Looking to the future, I want to work within the Administration and with you to address long-standing vulnerabilities in our core public health infrastructure, including data, workforce, laboratory, domestic preparedness, and global health security.
To avoid the substantial economic costs associated with both large-scale emergencies and chronic public health concerns, we must be willing to make investments in our public health system. We also must offer up our technical expertise to support efforts to advance global health security.
Conclusion
In closing, I want to emphasize that, while we must remain vigilant and continue to use every tool we have to fight this virus, there are reasons to be hopeful. I am optimistic that we are moving in the right direction. I am looking forward to seeing more kids in school, more families able to connect with one another safely, and our nation beginning to move forward and heal. We are committed to continuing to advance the science around COVID-19; moving more vaccines into more communities – especially those communities most at-risk for COVID-19 infection – and working to improve health equity.

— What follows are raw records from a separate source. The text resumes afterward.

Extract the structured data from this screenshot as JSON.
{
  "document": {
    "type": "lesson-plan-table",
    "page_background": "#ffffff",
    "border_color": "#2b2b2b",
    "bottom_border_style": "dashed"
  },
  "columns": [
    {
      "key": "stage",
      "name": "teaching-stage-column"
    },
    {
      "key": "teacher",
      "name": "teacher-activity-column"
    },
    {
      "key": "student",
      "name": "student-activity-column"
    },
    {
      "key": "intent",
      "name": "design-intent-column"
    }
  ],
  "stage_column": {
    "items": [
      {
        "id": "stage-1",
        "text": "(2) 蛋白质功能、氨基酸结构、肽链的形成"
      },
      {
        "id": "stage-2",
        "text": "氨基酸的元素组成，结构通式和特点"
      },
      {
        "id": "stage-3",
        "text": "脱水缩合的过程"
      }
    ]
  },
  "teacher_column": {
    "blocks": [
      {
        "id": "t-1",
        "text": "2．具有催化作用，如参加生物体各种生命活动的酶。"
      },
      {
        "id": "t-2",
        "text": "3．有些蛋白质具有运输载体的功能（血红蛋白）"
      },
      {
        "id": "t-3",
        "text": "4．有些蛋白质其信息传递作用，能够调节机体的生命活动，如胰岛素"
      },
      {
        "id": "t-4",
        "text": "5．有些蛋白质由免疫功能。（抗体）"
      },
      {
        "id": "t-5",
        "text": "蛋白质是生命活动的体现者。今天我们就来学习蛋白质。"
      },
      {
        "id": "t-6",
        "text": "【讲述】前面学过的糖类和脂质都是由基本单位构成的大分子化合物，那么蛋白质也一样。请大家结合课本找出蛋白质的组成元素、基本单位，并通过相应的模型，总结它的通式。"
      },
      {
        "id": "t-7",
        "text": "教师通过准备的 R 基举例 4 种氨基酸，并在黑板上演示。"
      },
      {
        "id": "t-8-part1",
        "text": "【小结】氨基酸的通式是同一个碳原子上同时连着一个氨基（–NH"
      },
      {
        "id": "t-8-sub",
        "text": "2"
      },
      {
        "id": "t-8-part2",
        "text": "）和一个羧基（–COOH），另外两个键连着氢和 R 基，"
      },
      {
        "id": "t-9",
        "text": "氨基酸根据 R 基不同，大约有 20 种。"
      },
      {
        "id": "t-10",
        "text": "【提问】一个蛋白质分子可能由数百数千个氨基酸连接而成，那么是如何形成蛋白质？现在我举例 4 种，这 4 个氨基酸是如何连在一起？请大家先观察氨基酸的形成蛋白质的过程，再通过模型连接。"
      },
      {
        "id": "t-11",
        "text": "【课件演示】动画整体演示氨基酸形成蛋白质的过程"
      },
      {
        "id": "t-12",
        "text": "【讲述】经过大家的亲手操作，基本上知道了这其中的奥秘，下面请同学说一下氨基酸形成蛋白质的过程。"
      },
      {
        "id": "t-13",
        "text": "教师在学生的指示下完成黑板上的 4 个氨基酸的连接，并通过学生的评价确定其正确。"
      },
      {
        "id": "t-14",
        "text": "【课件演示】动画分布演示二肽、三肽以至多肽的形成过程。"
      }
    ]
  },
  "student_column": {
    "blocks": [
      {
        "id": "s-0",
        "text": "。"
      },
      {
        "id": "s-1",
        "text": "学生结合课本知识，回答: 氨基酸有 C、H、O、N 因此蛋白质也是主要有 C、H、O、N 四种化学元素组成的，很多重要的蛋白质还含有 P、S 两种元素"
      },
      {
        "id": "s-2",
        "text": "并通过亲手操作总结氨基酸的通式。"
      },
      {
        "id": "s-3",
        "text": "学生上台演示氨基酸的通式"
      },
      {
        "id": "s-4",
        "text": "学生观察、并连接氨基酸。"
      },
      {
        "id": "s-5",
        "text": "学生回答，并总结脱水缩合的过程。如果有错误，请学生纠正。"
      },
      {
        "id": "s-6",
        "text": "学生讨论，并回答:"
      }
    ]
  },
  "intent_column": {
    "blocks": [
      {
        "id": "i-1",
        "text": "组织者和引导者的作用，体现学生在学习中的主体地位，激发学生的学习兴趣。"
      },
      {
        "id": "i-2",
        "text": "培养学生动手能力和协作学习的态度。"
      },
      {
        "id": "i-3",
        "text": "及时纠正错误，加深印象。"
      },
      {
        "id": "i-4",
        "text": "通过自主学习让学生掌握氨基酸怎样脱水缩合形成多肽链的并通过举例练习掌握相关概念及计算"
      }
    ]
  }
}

The next few months will be critical, and we need everyone to continue to wear masks properly, practice social distancing and handwashing, and get vaccinated. I recognize that everyone is fatigued after a very long year. It is as critical as ever to continue these lifesaving efforts.
I look forward to working together to address both the immediate challenges ahead in our fight against COVID-19, along with the weaknesses in our public health infrastructure that left our country vulnerable to this pandemic. CDC is grateful for your support.